Mon rôle consiste à assurer que les objets mobiliers de Notre-Dame, qu’il s’agisse de tableaux, sculptures ou objets du trésor, soient transportés, installés et conservés dans les meilleures conditions possibles. Je travaille constamment avec différents services, de la DRAC ou des agents extérieurs, pour garantir que toutes ces étapes respectent les protocoles de conservation préventive et de sécurité patrimoniale. Je m’occupe aussi de la gestion administrative et financière de ces opérations.
Quelles sont les étapes principales de votre mission dans le cadre du retour des œuvres à Notre-Dame ?
Pour Notre-Dame, plusieurs étapes sont nécessaires avant de définir les conditions de transport et d’installation : il faut choisir un conditionnement adapté en fonction du matériel et de l’état de conservation des œuvres, planifier les trajets et organiser les équipes selon les disponibilités et les contraintes du chantier. Cette diversité d’interventions reflète la variété des défis spécifiques d'un chantier aussi exceptionnel, où chaque œuvre nécessite des exigences particulières et des approches sur mesure. Dans cette cathédrale, le même jour où l’on doit accrocher un tableau de 4 mètres de haut, l’on doit installer une œuvre textile extrêmement fragile dans sa vitrine, avec toute la délicatesse du monde.
Comment votre rôle s’articule-t-il avec celui des autres acteurs du chantier de restauration ?
Comme mes missions s'inscrivent dans une dynamique collective, je dépends directement des autres acteurs du chantier. Je travaille main dans la main avec Marie-Hélène DIDIER, conservatrice générale du patrimoine, avec l'établissement public chargé de la conservation et de la restauration de la cathédrale Notre-Dame de Paris et avec le Diocèse. S'y ajoutent les architectes, les équipes techniques, les transporteurs, les restaurateurs... L'on peut dire que la liste est conforme à la grandeur du projet.
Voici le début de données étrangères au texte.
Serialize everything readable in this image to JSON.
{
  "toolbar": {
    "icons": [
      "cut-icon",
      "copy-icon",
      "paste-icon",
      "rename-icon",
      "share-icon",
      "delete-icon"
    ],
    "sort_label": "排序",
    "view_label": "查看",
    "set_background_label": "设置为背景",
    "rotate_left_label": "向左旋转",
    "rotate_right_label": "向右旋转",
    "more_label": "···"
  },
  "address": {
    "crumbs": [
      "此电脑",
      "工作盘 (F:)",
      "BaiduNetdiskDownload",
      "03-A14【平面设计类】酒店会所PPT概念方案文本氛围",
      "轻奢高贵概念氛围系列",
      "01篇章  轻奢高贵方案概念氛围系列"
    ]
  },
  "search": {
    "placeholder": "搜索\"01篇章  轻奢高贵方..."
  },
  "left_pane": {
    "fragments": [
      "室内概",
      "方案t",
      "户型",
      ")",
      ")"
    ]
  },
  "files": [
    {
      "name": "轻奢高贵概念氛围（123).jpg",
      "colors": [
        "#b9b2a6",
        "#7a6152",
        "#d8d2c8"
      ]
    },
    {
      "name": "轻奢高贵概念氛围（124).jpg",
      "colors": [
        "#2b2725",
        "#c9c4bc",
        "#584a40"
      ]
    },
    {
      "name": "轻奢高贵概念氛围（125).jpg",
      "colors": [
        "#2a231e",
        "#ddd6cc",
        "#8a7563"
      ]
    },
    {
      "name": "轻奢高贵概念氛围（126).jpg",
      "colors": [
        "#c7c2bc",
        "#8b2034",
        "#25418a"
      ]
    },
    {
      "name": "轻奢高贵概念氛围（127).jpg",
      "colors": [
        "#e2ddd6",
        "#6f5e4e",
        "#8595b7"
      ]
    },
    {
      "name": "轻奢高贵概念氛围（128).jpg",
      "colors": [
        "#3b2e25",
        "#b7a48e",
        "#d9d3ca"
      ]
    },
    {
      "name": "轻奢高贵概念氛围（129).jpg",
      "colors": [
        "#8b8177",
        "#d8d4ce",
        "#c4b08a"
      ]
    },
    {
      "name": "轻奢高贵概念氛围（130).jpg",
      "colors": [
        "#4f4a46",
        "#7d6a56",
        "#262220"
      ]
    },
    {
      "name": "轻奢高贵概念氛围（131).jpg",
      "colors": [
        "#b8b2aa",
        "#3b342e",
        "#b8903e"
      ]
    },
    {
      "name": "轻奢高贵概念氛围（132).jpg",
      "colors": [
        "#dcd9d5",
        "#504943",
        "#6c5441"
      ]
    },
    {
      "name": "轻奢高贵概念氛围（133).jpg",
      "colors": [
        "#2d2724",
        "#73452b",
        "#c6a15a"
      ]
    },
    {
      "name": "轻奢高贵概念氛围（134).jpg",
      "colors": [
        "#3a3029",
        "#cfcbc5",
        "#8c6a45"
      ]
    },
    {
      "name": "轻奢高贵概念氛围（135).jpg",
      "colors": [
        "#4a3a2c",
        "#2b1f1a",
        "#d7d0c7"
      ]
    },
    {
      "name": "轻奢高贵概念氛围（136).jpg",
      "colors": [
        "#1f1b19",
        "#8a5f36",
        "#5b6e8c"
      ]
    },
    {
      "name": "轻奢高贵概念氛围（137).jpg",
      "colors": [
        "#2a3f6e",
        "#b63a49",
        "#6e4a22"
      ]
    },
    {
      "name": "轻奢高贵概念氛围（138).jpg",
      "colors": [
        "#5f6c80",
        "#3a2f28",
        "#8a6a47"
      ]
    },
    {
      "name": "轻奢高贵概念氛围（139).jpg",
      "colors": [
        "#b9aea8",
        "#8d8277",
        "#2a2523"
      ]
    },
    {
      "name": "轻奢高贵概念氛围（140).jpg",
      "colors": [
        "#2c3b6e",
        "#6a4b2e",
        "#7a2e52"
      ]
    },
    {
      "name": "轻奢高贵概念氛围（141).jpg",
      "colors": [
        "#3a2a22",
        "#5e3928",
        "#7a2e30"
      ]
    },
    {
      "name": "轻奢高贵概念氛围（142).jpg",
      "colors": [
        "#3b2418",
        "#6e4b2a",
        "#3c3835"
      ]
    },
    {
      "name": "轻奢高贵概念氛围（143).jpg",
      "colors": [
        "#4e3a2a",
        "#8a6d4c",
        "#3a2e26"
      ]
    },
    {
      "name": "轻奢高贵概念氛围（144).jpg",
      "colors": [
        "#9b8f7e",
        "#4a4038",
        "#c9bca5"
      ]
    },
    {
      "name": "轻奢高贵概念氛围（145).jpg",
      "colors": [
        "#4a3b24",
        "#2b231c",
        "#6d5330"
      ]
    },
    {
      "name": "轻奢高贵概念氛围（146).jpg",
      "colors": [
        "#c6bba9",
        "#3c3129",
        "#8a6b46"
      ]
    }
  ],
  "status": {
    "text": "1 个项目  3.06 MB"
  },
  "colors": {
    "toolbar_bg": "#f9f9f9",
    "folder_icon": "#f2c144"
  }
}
Le processus de retour des œuvres
Quels sont les critères et les étapes nécessaires pour décider qu’une œuvre est prête à revenir à Notre-Dame ?
Avant toute décision, chaque œuvre fait l’objet d’un constat d'état et d’un dépoussiérage pour évaluer son état de conservation. Si cela s'avère nécessaire, c’est le moment de faire intervenir un restaurateur spécialisé. Nous évitons les interventions massives tant que nous pouvons avoir une bonne lecture de l'objet, tout en respectant son intégrité physique et esthétique. Ensuite, une fois cette étape franchie, les objets intègrent la cathédrale dans les mêmes conditions que les autres.
Comment coordonnez-vous la logistique du transport et de l’installation des œuvres, souvent précieuses et fragiles ?
Ce n’est pas une démarche simple car il faut savoir gérer son enthousiasme et se concentrer sur la sécurité de l’œuvre et des personnes impliquées dans l’opération. Tout d’abord, ces opérations sont souvent longues et doivent être planifiées des mois à l'avance afin de garantir leur bon déroulement. En ce qui concerne le transport, les itinéraires sont planifiés avec précision pour éviter tout risque et les convois sont parfois l’objet d’une escorte policière. Une fois arrivées à la cathédrale, les œuvres sont installées par des équipes spécialisées sous la surveillance de divers agents du chantier. Nous optons aussi pour l’utilisation de dispositifs d’accrochage et de vitrines testés au préalable, ce qui permet d’assurer leur stabilité et leur conservation à long terme. Finalement, un suivi documentaire doit accompagner chaque étape du processus : une documentation photographique et des constats d’état permettent d'établir une traçabilité de la vie de ces objets pour les interventions futures.
Les défis rencontrés
Quelles sont les principales difficultés que vous rencontrez dans ce processus, qu’elles soient techniques, organisationnelles ou liées à l’état des œuvres ?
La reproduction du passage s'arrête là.